Antes que eu pudesse me perder demais nos pensamentos, minha mãe surgiu na varanda, com passos silenciosos e firmes. Lilian Donovan era o retrato da sofisticação contida — cabelos presos em um coque baixo, vestido em tons de creme e ouro, e um colar de pérolas que fora passado por gerações.
— Lucy, querida — disse com suavidade. — Pode me acompanhar por um instante?

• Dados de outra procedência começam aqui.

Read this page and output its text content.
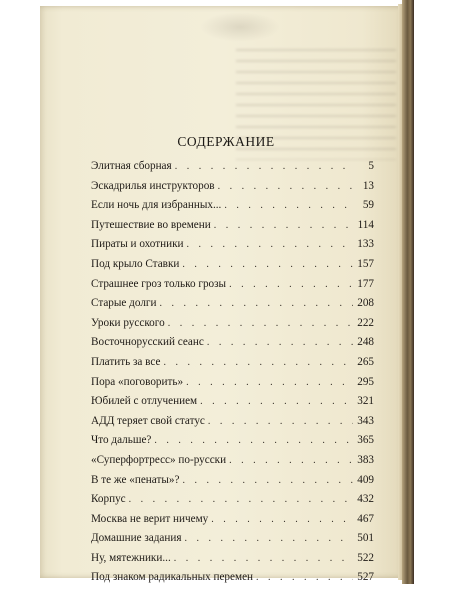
СОДЕРЖАНИЕ
Элитная сборная . . .	5
Эскадрилья инструкторов . . .	13
Если ночь для избранных... . . .	59
Путешествие во времени . . .	114
Пираты и охотники . . .	133
Под крыло Ставки . . .	157
Страшнее гроз только грозы . . .	177
Старые долги . . .	208
Уроки русского . . .	222
Восточнорусский сеанс . . .	248
Платить за все . . .	265
Пора «поговорить» . . .	295
Юбилей с отлучением . . .	321
АДД теряет свой статус . . .	343
Что дальше? . . .	365
«Суперфортресс» по-русски . . .	383
В те же «пенаты»? . . .	409
Корпус . . .	432
Москва не верит ничему . . .	467
Домашние задания . . .	501
Ну, мятежники... . . .	522
Под знаком радикальных перемен . . .	527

Fechei o livro sem hesitar e a segui por entre as portas de vidro. Caminhamos até o salão azul, um dos meus preferidos, onde as janelas davam para o lago. Ela sentou-se em uma das poltronas de veludo e me ofereceu a outra, de frente para ela.
— É sobre Richard — ela começou, e não me surpreendi.
— Imaginei — respondi, tentando disfarçar o nervosismo com um sorriso contido.
— Você gosta dele?
Pensei por um instante.
— Gosto.
Eu disse e não era completamente mentira. Eu gostava. Gostava da maneira como ele segura a porta para mim, do jeito como ele escuta quando eu falo... Gostava da calma que ele transmite. E ele é gentil, mãe. Muito gentil.
Ela me observava como se tentasse medir a profundidade do meu afeto, com aquela paciência sutil que só mães treinadas em diplomacia conhecem.
— Mas você o ama?
— Não — respondi, firme. — Mas... talvez um dia venha a amar. O que sinto por ele... é o suficiente. É mais do que muitas pessoas têm, não é?
Ela assentiu, como se eu tivesse passado algum teste.
— Amor, minha querida, é um luxo. Respeito, estabilidade e lealdade... esses são os alicerces de uma vida longa e tranquila. E Richard pode te oferecer tudo isso.
Permaneci em silêncio por alguns instantes. A verdade é que eu não me sentia pressionada. Era quase como se o mundo ao meu redor já tivesse decidido meu destino, e eu estivesse apenas... aceitando.
O som de passos correndo no corredor interrompeu nossa conversa. Jasper irrompeu pela porta com sua camisa desabotoada, cabelo desalinhado e olhos brilhando de animação.
— Lucy! Mãe! Vocês viram minhas botas de montaria? O cavalo novo me odeia, e se eu aparecer atrasado de novo, ele vai me derrubar só de birra.
Minha mãe suspirou, mas havia um sorriso em seus olhos. Eu me levantei e fui até ele, alisando sua gola e beijando sua testa.
— Estão no depósito de selas. Eu mesma vi você largando-as lá ontem, fingindo que não era sua responsabilidade guardar.
— Você me espiona?
— Eu sou sua irmã mais velha. Espionar você é minha obrigação moral.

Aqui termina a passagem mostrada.